A canção dos amantes



1
Sou o homem velho que se arrasta na praia entrevado de memórias. Sei que minha vida acende um sol dentro do peito enquanto me canso. Sou a terceira pessoa que não cabe no real. A força desses dias veio da fantasia, e agora vence meu exercício matinal, atravesso até o píer a avenida ereta e meus fones de ouvido cantam segredos com os quais a musa me pede para chorar. Meu corpo magro cheio de ossos é o torpor que pode voar se a secreta orquestração aos poucos narra, com a canção dos amantes que já intuem o próximo tato, a passagem à todas as cenas,.. aos sussurros da água, à dor do tempo, à encochada da preamar na carne da praia.
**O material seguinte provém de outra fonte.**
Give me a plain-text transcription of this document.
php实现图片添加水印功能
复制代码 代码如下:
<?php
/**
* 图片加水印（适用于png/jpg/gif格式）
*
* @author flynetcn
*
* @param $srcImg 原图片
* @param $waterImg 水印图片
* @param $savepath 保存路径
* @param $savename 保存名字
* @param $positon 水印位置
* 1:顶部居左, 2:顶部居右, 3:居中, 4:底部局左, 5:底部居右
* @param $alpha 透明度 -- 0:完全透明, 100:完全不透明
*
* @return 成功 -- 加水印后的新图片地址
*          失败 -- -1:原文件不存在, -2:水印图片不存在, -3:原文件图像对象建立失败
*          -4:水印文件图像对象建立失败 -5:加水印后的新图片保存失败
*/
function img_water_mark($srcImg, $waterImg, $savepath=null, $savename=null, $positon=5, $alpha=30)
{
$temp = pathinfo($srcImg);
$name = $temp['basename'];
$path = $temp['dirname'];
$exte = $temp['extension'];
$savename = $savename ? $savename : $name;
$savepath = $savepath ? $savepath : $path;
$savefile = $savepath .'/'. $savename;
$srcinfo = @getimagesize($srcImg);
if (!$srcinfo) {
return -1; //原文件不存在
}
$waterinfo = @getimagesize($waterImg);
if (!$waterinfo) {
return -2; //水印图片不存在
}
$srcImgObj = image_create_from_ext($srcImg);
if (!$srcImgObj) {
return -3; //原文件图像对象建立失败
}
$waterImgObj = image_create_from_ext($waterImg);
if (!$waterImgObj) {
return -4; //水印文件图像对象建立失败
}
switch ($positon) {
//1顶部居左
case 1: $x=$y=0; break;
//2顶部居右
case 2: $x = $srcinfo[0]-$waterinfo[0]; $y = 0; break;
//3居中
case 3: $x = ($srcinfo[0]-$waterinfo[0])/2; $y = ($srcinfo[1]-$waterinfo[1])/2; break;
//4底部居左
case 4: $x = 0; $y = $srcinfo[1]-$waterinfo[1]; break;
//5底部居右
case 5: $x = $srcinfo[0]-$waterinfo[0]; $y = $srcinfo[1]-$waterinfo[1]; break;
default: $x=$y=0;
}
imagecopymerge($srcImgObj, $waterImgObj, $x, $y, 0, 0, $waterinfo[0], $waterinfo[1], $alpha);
Ao evento único das palavras nas cartas ao mar...

2
Sou um homem com horror à medicina. E diante do poder das respostas, dos diagnósticos, das probabilidades pelas quais invento uma engenharia para as tardes parciais, coloridas com as derivadas banais que abordam e modificam a vida, desviam funções escalares para colorários vetoriais perfilando..., | sem medo, feliz...

3
Meu mundo é uma canção, um sonho em noite sem lua. Uma paixão que começa no poente. Esse poente everywhen que Camburi aos poucos vestiu para me despir inultilmente. As palavras que rasgam por dentro agora dão corpo ao movente desejo que as trouxe de dentro de mim; ressurjo ponto e vírgula na praia igual andarilho sem identidade, conquanto tão próprio meu nome evoe no fim do mar sendo literatura: a areia. meu eu lírico andante mais rápido que eu é um outro, mas sei que minha angústia moderna é careta, mais Baudelaire que Rimbaud. A pegada. Sei que estou velho. Sei que é o tempo que nos separa. Sei que esse tempo nos une. Sei que minha velhice nos atrai. Foi assim que em meu caderno escrevi teu carinho e tuas palavras onde eu estivesse perdido, tanto as roubei para mim. O narrador, acostumado à distâncias homéricas não pôde me alijar o desejo de lhe aceitar o alento com que me davas o ouvido dos leitores, e hoje não tem qualquer poder sobre nosso romance. Eu, mesmo personagem sou em mim esse homem que me narrava, e também a ti, até que um dia de sua escrita simplesmente partimos. Sei que és e eras e talvez sempre sejas velado semblante.. e tanto quanto eu, ateie fogo num corpo de letras na gananciosa esperança de que esse supernarrador nos esqueça por algumas horas, quanto daremos corpo às nossas cartas, por ele mesmo embaralhadas com gosto. Com força. É isso mesmo, esse tempo em que faremos o amor sem vírgula. Indefesos do ponto final.

4
E o mundo não seja o desencontro das palavras.